Ya'll here the one about the idiot from Montana who cut probably a $2,000 tree and didn't seal it? OUCH!!!!
I had sawn this about spring and not knowing a thing about it, threw it on stickers downstairs in the utility room.
The 2 slabs on the pallets in the above posts are included. I went to get some pics of it today and this is what I found.
On a good note though, there will be bunches of smaller pieces now.
They say laugh or cry, and I'm trying to laugh.
I guess I'll start messaging the folks who've shown interest, in that order, to find out what you want and what we can do.
Right now, I'm going to eat cheesecake. Tomorrow will be a better day.
Allan

Reactions: Like 3 | Funny 1 | Way Cool 2


----------



## NYWoodturner

Allan - Those aren't that bad... I have done far worse to lesser woods  I'd be willing to bet you can still sell the majority of that on the foreign market. That is some beautiful wood.

Reactions: Agree 4


----------



## SENC

Stunning.

Reactions: Great Post 1


----------



## Kevin

Lots of good wood there Allan. Fret not. We all started out with much to learn, and if I have learned anything in my journey, it is that I am still always learning. That wood is still worth mucho danero especially as to the call makers and pen blank guys. You could still sell it to flat artisans but the small blank guys will eat it as fast as you can list it. 

Once you cut this up, make sure to start a new thread for each group of blanks you want to list and refresh yourself with the rules. It just makes for a lot less confusion and heartache in the long run. Anyone here will help you not just staff but regular members also will help you through this. No worries man.

Reactions: Agree 2


----------



## gman2431

I guess if you're looking for people to buy/trade I'd be interested to hear more. 

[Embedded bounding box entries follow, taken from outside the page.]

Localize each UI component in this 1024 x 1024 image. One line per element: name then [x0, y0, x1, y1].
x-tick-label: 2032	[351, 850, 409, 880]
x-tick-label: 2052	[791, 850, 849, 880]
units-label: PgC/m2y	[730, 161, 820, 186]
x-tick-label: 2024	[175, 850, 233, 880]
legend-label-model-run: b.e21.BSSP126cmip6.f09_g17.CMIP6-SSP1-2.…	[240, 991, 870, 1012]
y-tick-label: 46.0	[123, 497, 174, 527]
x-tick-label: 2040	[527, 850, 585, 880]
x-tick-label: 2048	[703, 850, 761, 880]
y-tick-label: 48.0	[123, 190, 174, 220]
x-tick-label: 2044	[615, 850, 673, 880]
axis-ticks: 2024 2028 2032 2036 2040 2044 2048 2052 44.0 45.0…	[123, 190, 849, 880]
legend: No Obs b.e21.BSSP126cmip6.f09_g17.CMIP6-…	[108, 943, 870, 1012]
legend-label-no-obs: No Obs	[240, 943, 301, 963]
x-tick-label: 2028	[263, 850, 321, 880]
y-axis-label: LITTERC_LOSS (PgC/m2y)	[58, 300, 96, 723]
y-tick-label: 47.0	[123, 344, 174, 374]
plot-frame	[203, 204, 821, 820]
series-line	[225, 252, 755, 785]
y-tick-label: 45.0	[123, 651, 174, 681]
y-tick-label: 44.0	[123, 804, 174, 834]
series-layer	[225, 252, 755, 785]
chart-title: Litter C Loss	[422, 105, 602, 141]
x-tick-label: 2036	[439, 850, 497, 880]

No rush, whenever it's my turn and you get around to it. Just shoot me a message.


----------



## woodintyuuu

Allan I would like to be in line for a couple of caps my work demands the natural edge and 4 or five inches thick is better but I could make 3 thick work in a pinch thanks and I will buy or I do have some pretty cool trade bait and I am not worried about a deal I will trade or pay fairly. I would like to be in line where ever that is. Thx. Cl

Reactions: Like 1


----------



## kazuma78

I would also definitely be interested in some. Still is some amazing pieces and I think you could still do well with it!


----------



## ChrisK

Allan, if you are interested I have a lot of briar burl for trade for some of your burly pieces (1" sq. x 5" long or 2"sq. x 6" long). 
Also, (as an European buyer), of course depending on price, I could also buy some burly or highly figured blanks.

Reactions: Funny 1


----------



## Kevin

Allan, I've moved this thread but go ahead and start a new one and transfer the list of people interested in your wood to your new thread, and leave out the word "Questions" from your new title. I've taken the liberty of making the list for you so you can copy and paste.

@Mike1950
@SENC
@Sprung
@kazuma78
@derwood144
@JR Parks
@elnino
@gman2431
@woodintyuuu
@ChrisK

Feel free to discuss all the details privately but it's important to keep your trade status with each member updated in the new thread so everyone knows where they stand. The new thread will help you keep your sanity. Maybe.

Reactions: Thank You! 1 | Agree 1


----------